Kenneth I. Ataga MD, UNC Chapel Hill

Two weeks ago, Novartis stepped in with a deal to buy Selexys Pharmaceuticals and its Phase III-ready sickle cell disease drug crizanlizumab, an anti-P-selectin antibody designed to slash the number of vaso-occlusive pain crises among patients. New Phase II data was promised for ASH this weekend, so we already knew the data were positive.

Today we got some of the details, and they look good for Novartis’ new drug (originally optioned in 2012), at least for the high dose group.

These pain crises occur when sickle-shaped cells block the flow of blood in small blood vessels. And it’s the most obvious symptom of the disease.

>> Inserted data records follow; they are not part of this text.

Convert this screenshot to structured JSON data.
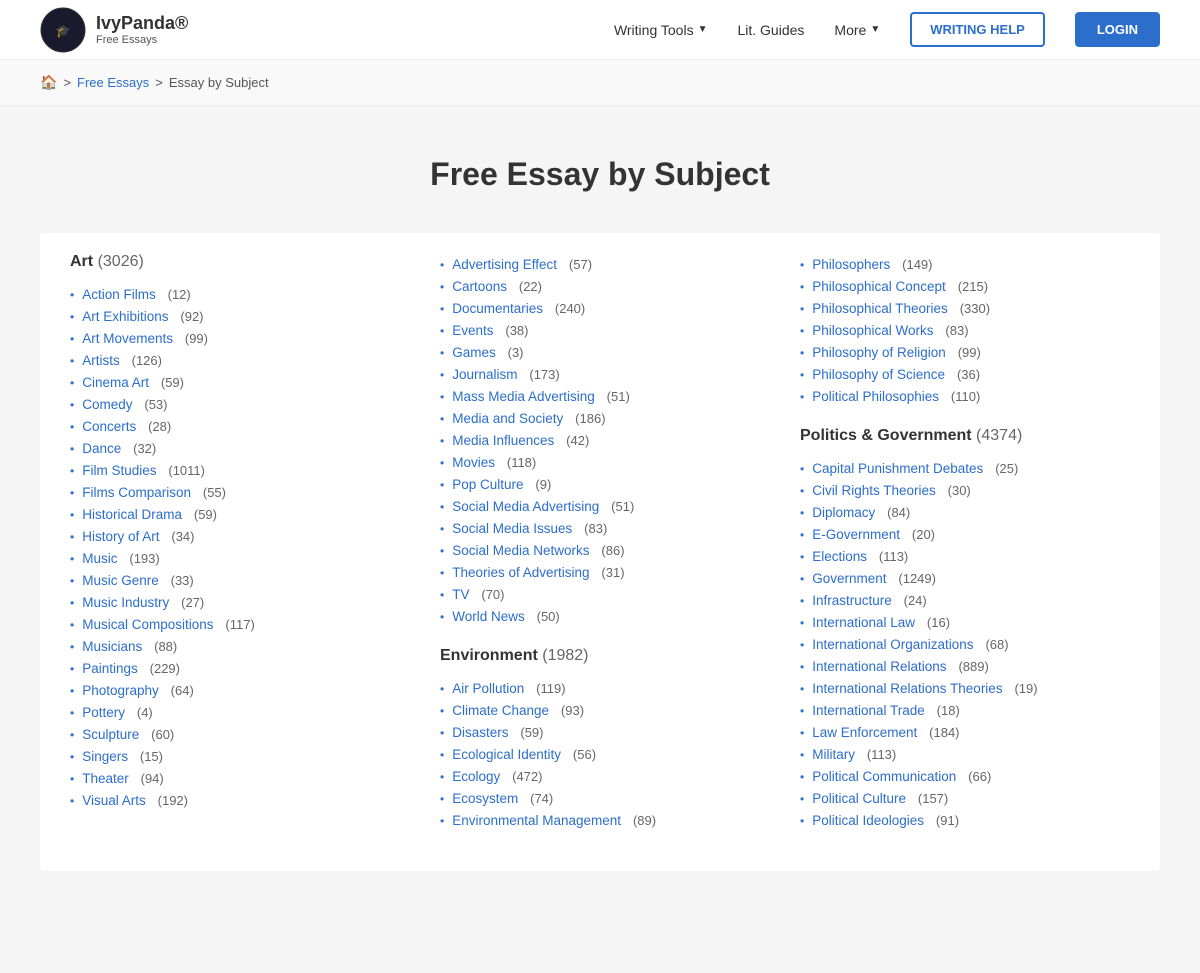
{
  "header": {
    "logo_name": "IvyPanda®",
    "logo_sub": "Free Essays",
    "nav": [
      {
        "label": "Writing Tools",
        "has_dropdown": true
      },
      {
        "label": "Lit. Guides",
        "has_dropdown": false
      },
      {
        "label": "More",
        "has_dropdown": true
      }
    ],
    "btn_writing": "WRITING HELP",
    "btn_login": "LOGIN"
  },
  "breadcrumb": {
    "home": "🏠",
    "links": [
      {
        "label": "Free Essays",
        "url": "#"
      },
      {
        "label": "Essay by Subject",
        "url": null
      }
    ]
  },
  "page_title": "Free Essay by Subject",
  "columns": [
    {
      "category": "Art",
      "count": "3026",
      "items": [
        {
          "label": "Action Films",
          "count": "12"
        },
        {
          "label": "Art Exhibitions",
          "count": "92"
        },
        {
          "label": "Art Movements",
          "count": "99"
        },
        {
          "label": "Artists",
          "count": "126"
        },
        {
          "label": "Cinema Art",
          "count": "59"
        },
        {
          "label": "Comedy",
          "count": "53"
        },
        {
          "label": "Concerts",
          "count": "28"
        },
        {
          "label": "Dance",
          "count": "32"
        },
        {
          "label": "Film Studies",
          "count": "1011"
        },
        {
          "label": "Films Comparison",
          "count": "55"
        },
        {
          "label": "Historical Drama",
          "count": "59"
        },
        {
          "label": "History of Art",
          "count": "34"
        },
        {
          "label": "Music",
          "count": "193"
        },
        {
          "label": "Music Genre",
          "count": "33"
        },
        {
          "label": "Music Industry",
          "count": "27"
        },
        {
          "label": "Musical Compositions",
          "count": "117"
        },
        {
          "label": "Musicians",
          "count": "88"
        },
        {
          "label": "Paintings",
          "count": "229"
        },
        {
          "label": "Photography",
          "count": "64"
        },
        {
          "label": "Pottery",
          "count": "4"
        },
        {
          "label": "Sculpture",
          "count": "60"
        },
        {
          "label": "Singers",
          "count": "15"
        },
        {
          "label": "Theater",
          "count": "94"
        },
        {
          "label": "Visual Arts",
          "count": "192"
        }
      ]
    },
    {
      "category": null,
      "count": null,
      "items_with_headers": [
        {
          "section_label": null,
          "items": [
            {
              "label": "Advertising Effect",
              "count": "57"
            },
            {
              "label": "Cartoons",
              "count": "22"
            },
            {
              "label": "Documentaries",
              "count": "240"
            },
            {
              "label": "Events",
              "count": "38"
            },
            {
              "label": "Games",
              "count": "3"
            },
            {
              "label": "Journalism",
              "count": "173"
            },
            {
              "label": "Mass Media Advertising",
              "count": "51"
            },
            {
              "label": "Media and Society",
              "count": "186"
            },
            {
              "label": "Media Influences",
              "count": "42"
            },
            {
              "label": "Movies",
              "count": "118"
            },
            {
              "label": "Pop Culture",
              "count": "9"
            },
            {
              "label": "Social Media Advertising",
              "count": "51"
            },
            {
              "label": "Social Media Issues",
              "count": "83"
            },
            {
              "label": "Social Media Networks",
              "count": "86"
            },
            {
              "label": "Theories of Advertising",
              "count": "31"
            },
            {
              "label": "TV",
              "count": "70"
            },
            {
              "label": "World News",
              "count": "50"
            }
          ]
        },
        {
          "section": "Environment",
          "section_count": "1982",
          "items": [
            {
              "label": "Air Pollution",
              "count": "119"
            },
            {
              "label": "Climate Change",
              "count": "93"
            },
            {
              "label": "Disasters",
              "count": "59"
            },
            {
              "label": "Ecological Identity",
              "count": "56"
            },
            {
              "label": "Ecology",
              "count": "472"
            },
            {
              "label": "Ecosystem",
              "count": "74"
            },
            {
              "label": "Environmental Management",
              "count": "89"
            }
          ]
        }
      ]
    },
    {
      "category": null,
      "count": null,
      "items_with_headers": [
        {
          "section_label": null,
          "items": [
            {
              "label": "Philosophers",
              "count": "149"
            },
            {
              "label": "Philosophical Concept",
              "count": "215"
            },
            {
              "label": "Philosophical Theories",
              "count": "330"
            },
            {
              "label": "Philosophical Works",
              "count": "83"
            },
            {
              "label": "Philosophy of Religion",
              "count": "99"
            },
            {
              "label": "Philosophy of Science",
              "count": "36"
            },
            {
              "label": "Political Philosophies",
              "count": "110"
            }
          ]
        },
        {
          "section": "Politics & Government",
          "section_count": "4374",
          "items": [
            {
              "label": "Capital Punishment Debates",
              "count": "25"
            },
            {
              "label": "Civil Rights Theories",
              "count": "30"
            },
            {
              "label": "Diplomacy",
              "count": "84"
            },
            {
              "label": "E-Government",
              "count": "20"
            },
            {
              "label": "Elections",
              "count": "113"
            },
            {
              "label": "Government",
              "count": "1249"
            },
            {
              "label": "Infrastructure",
              "count": "24"
            },
            {
              "label": "International Law",
              "count": "16"
            },
            {
              "label": "International Organizations",
              "count": "68"
            },
            {
              "label": "International Relations",
              "count": "889"
            },
            {
              "label": "International Relations Theories",
              "count": "19"
            },
            {
              "label": "International Trade",
              "count": "18"
            },
            {
              "label": "Law Enforcement",
              "count": "184"
            },
            {
              "label": "Military",
              "count": "113"
            },
            {
              "label": "Political Communication",
              "count": "66"
            },
            {
              "label": "Political Culture",
              "count": "157"
            },
            {
              "label": "Political Ideologies",
              "count": "91"
            }
          ]
        }
      ]
    }
  ]
}
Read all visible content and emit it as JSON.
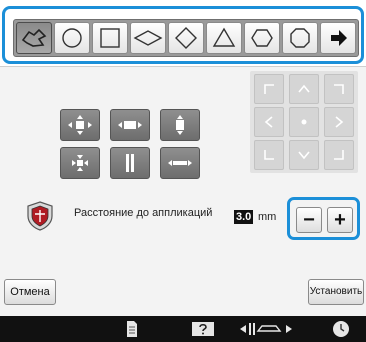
{
  "shape_toolbar": {
    "buttons": [
      {
        "icon": "freeform-shape-icon",
        "selected": true
      },
      {
        "icon": "circle-shape-icon",
        "selected": false
      },
      {
        "icon": "square-shape-icon",
        "selected": false
      },
      {
        "icon": "wide-diamond-shape-icon",
        "selected": false
      },
      {
        "icon": "diamond-shape-icon",
        "selected": false
      },
      {
        "icon": "triangle-shape-icon",
        "selected": false
      },
      {
        "icon": "hexagon-shape-icon",
        "selected": false
      },
      {
        "icon": "octagon-shape-icon",
        "selected": false
      },
      {
        "icon": "next-arrow-icon",
        "selected": false
      }
    ]
  },
  "mode_buttons": [
    "expand-all-icon",
    "expand-horizontal-icon",
    "expand-vertical-icon",
    "contract-all-icon",
    "contract-vertical-icon",
    "contract-horizontal-icon"
  ],
  "direction_pad": [
    "corner-top-left-icon",
    "arrow-up-icon",
    "corner-top-right-icon",
    "arrow-left-icon",
    "center-dot-icon",
    "arrow-right-icon",
    "corner-bottom-left-icon",
    "arrow-down-icon",
    "corner-bottom-right-icon"
  ],
  "distance": {
    "label": "Расстояние до аппликаций",
    "value": "3.0",
    "unit": "mm",
    "minus_label": "−",
    "plus_label": "+"
  },
  "actions": {
    "cancel_label": "Отмена",
    "set_label": "Установить"
  },
  "bottom_bar": {
    "icons": [
      "document-icon",
      "help-icon",
      "thread-tension-icon",
      "clock-icon"
    ]
  },
  "colors": {
    "highlight": "#1b8fd8",
    "bottom_bar": "#111111",
    "panel": "#f3f3f3"
  }
}
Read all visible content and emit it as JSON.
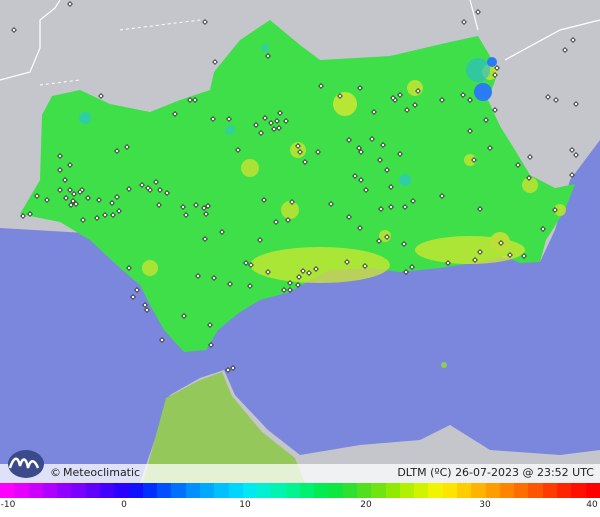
{
  "brand": {
    "copyright_symbol": "©",
    "name": "Meteoclimatic"
  },
  "map_info": {
    "variable": "DLTM (ºC)",
    "timestamp": "26-07-2023 @ 23:52 UTC"
  },
  "scale": {
    "ticks": [
      "-10",
      "0",
      "10",
      "20",
      "30",
      "40"
    ],
    "colors": [
      "#ff00ff",
      "#e600ff",
      "#cc00ff",
      "#b000ff",
      "#9400ff",
      "#7a00ff",
      "#5f00ff",
      "#4400ff",
      "#2a00ff",
      "#1010ff",
      "#0030ff",
      "#0050ff",
      "#0070ff",
      "#0090ff",
      "#00a8ff",
      "#00c0ff",
      "#00d4ff",
      "#00e8f0",
      "#00f0d0",
      "#00f4b0",
      "#00f490",
      "#00f070",
      "#00ec50",
      "#10e640",
      "#30e030",
      "#50e020",
      "#70e410",
      "#90ea00",
      "#b0f000",
      "#d0f400",
      "#f0f400",
      "#ffe400",
      "#ffcc00",
      "#ffb400",
      "#ff9c00",
      "#ff8400",
      "#ff6c00",
      "#ff5400",
      "#ff3c00",
      "#ff2400",
      "#ff1000",
      "#ff0000"
    ]
  },
  "colors": {
    "sea": "#7b86dd",
    "land_outside": "#c4c6cc",
    "region": "#3fdf4a",
    "africa": "#94c85a"
  }
}
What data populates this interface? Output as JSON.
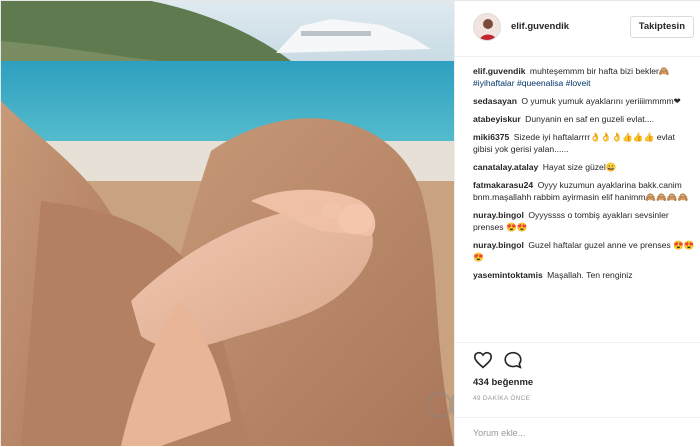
{
  "post": {
    "username": "elif.guvendik",
    "follow_label": "Takiptesin",
    "caption": {
      "user": "elif.guvendik",
      "text": "muhteşemmm bir hafta bizi bekler🙈",
      "tags": "#iyihaftalar #queenalisa #loveit"
    },
    "comments": [
      {
        "user": "sedasayan",
        "text": "O yumuk yumuk ayaklarını yeriiiimmmm❤"
      },
      {
        "user": "atabeyiskur",
        "text": "Dunyanin en saf en guzeli evlat...."
      },
      {
        "user": "miki6375",
        "text": "Sizede iyi haftalarrrr👌👌👌👍👍👍 evlat gibisi yok gerisi yalan......"
      },
      {
        "user": "canatalay.atalay",
        "text": "Hayat size güzel😀"
      },
      {
        "user": "fatmakarasu24",
        "text": "Oyyy kuzumun ayaklarina bakk.canim bnm.maşallahh rabbim ayirmasin elif hanimm🙈🙈🙈🙈"
      },
      {
        "user": "nuray.bingol",
        "text": "Oyyyssss o tombiş ayakları sevsinler prenses 😍😍"
      },
      {
        "user": "nuray.bingol",
        "text": "Guzel haftalar guzel anne ve prenses 😍😍😍"
      },
      {
        "user": "yasemintoktamis",
        "text": "Maşallah. Ten renginiz"
      }
    ],
    "likes": "434 beğenme",
    "time": "49 DAKİKA ÖNCE",
    "add_comment_placeholder": "Yorum ekle...",
    "icons": {
      "like": "heart-icon",
      "comment": "comment-icon"
    },
    "colors": {
      "hashtag": "#003569",
      "border": "#efefef",
      "muted": "#999999"
    }
  }
}
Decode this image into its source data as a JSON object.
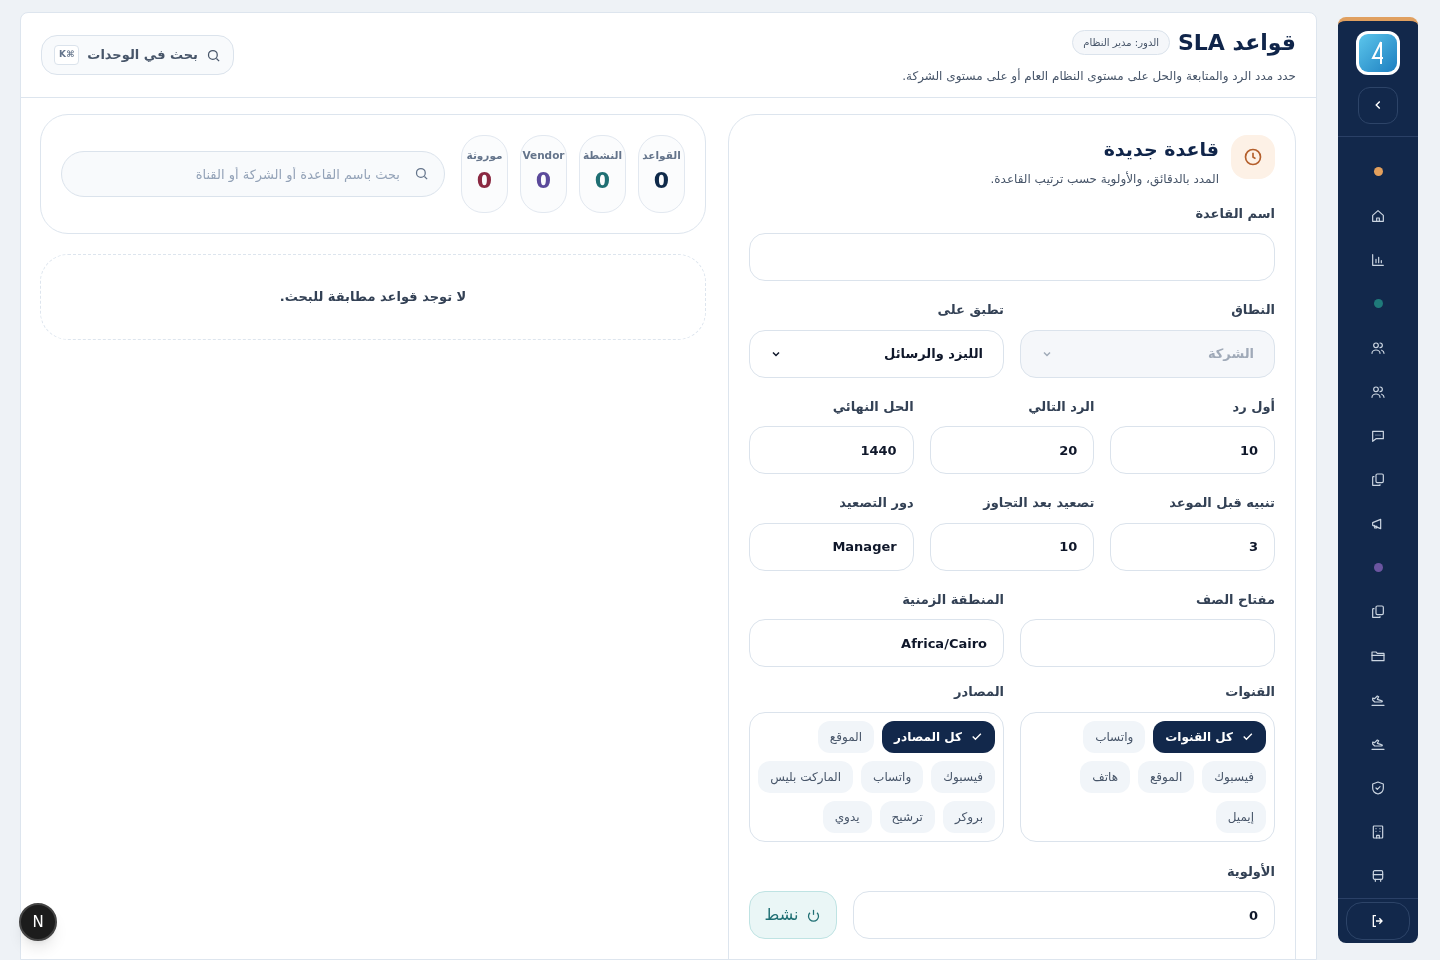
{
  "sidebar": {
    "items": [
      {
        "kind": "dot",
        "color": "#e3a05c"
      },
      {
        "kind": "icon"
      },
      {
        "kind": "icon"
      },
      {
        "kind": "dot",
        "color": "#1f7a7a"
      },
      {
        "kind": "icon"
      },
      {
        "kind": "icon"
      },
      {
        "kind": "icon"
      },
      {
        "kind": "icon"
      },
      {
        "kind": "icon"
      },
      {
        "kind": "dot",
        "color": "#6b55a0"
      },
      {
        "kind": "icon"
      },
      {
        "kind": "icon"
      },
      {
        "kind": "icon"
      },
      {
        "kind": "icon"
      },
      {
        "kind": "icon"
      },
      {
        "kind": "icon"
      },
      {
        "kind": "icon"
      }
    ]
  },
  "header": {
    "title": "قواعد SLA",
    "role_badge": "الدور: مدير النظام",
    "subtitle": "حدد مدد الرد والمتابعة والحل على مستوى النظام العام أو على مستوى الشركة.",
    "search": {
      "label": "بحث في الوحدات",
      "shortcut": "K⌘"
    }
  },
  "form": {
    "title": "قاعدة جديدة",
    "subtitle": "المدد بالدقائق، والأولوية حسب ترتيب القاعدة.",
    "rows": [
      [
        {
          "kind": "input",
          "label": "اسم القاعدة"
        }
      ],
      [
        {
          "kind": "select",
          "label": "النطاق",
          "value": "الشركة",
          "disabled": true
        },
        {
          "kind": "select",
          "label": "تطبق على",
          "value": "الليزد والرسائل",
          "disabled": false
        }
      ],
      [
        {
          "kind": "input",
          "label": "أول رد",
          "value": "10"
        },
        {
          "kind": "input",
          "label": "الرد التالي",
          "value": "20"
        },
        {
          "kind": "input",
          "label": "الحل النهائي",
          "value": "1440"
        }
      ],
      [
        {
          "kind": "input",
          "label": "تنبيه قبل الموعد",
          "value": "3"
        },
        {
          "kind": "input",
          "label": "تصعيد بعد التجاوز",
          "value": "10"
        },
        {
          "kind": "input",
          "label": "دور التصعيد",
          "value": "Manager"
        }
      ],
      [
        {
          "kind": "input",
          "label": "مفتاح الصف"
        },
        {
          "kind": "input",
          "label": "المنطقة الزمنية",
          "value": "Africa/Cairo"
        }
      ]
    ],
    "chip_groups": [
      {
        "label": "القنوات",
        "chips": [
          {
            "label": "كل القنوات",
            "selected": true
          },
          {
            "label": "واتساب",
            "selected": false
          },
          {
            "label": "فيسبوك",
            "selected": false
          },
          {
            "label": "الموقع",
            "selected": false
          },
          {
            "label": "هاتف",
            "selected": false
          },
          {
            "label": "إيميل",
            "selected": false
          }
        ]
      },
      {
        "label": "المصادر",
        "chips": [
          {
            "label": "كل المصادر",
            "selected": true
          },
          {
            "label": "الموقع",
            "selected": false
          },
          {
            "label": "فيسبوك",
            "selected": false
          },
          {
            "label": "واتساب",
            "selected": false
          },
          {
            "label": "الماركت بليس",
            "selected": false
          },
          {
            "label": "بروكر",
            "selected": false
          },
          {
            "label": "ترشيح",
            "selected": false
          },
          {
            "label": "يدوي",
            "selected": false
          }
        ]
      }
    ],
    "priority": {
      "label": "الأولوية",
      "value": "0"
    },
    "active_toggle": {
      "label": "نشط",
      "on": true
    }
  },
  "stats": [
    {
      "label": "القواعد",
      "value": "0",
      "color": "#0f2a4a"
    },
    {
      "label": "النشطة",
      "value": "0",
      "color": "#1f6f73"
    },
    {
      "label": "Vendor",
      "value": "0",
      "color": "#5b4a9b"
    },
    {
      "label": "موروثة",
      "value": "0",
      "color": "#8b2942"
    }
  ],
  "list_search": {
    "placeholder": "بحث باسم القاعدة أو الشركة أو القناة"
  },
  "empty_message": "لا توجد قواعد مطابقة للبحث.",
  "dev_badge": "N"
}
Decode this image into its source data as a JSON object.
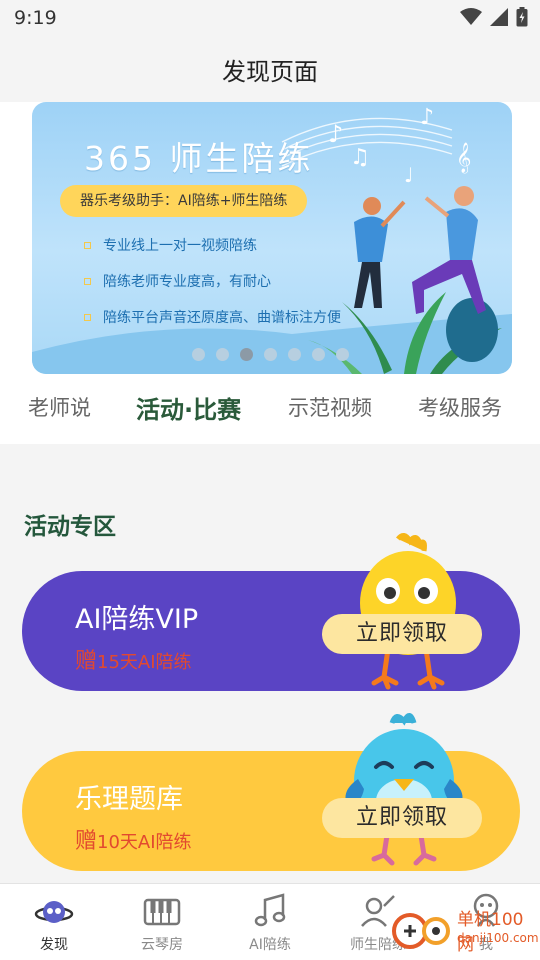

Outlining the response in the high-dose arm, investigators reported in the New England Journal of Medicine the median rate of crises per year was “1.63 with high-dose crizanlizumab versus 2.98 with placebo (indicating a 45.3% lower rate with high-dose crizanlizumab, P=0.01). The median time to the first crisis was significantly longer with high-dose crizanlizumab than with placebo (4.07 vs. 1.38 months, P=0.001), as was the median time to the second crisis (10.32 vs. 5.09 months, P=0.02). The median rate of uncomplicated crises per year was 1.08 with high-dose crizanlizumab, as compared with 2.91 with placebo (indicating a 62.9% lower rate with high-dose crizanlizumab, P=0.02).”

The low dose did not deliver a statistically significant response.

Novartis will look to see if it can upgrade physicians’ response to sickle cell crises with this drug. And in the meantime, some of the researchers involved believe that the treatment could do better than simply relieve pain.

Kenneth I. Ataga, MD, professor of medicine and director of the comprehensive sickle cell program at University of North Carolina at Chapel Hill, told HemOnc Today. (“M)y assumption is … ultimately we may find a drug like this could actually improve survival.”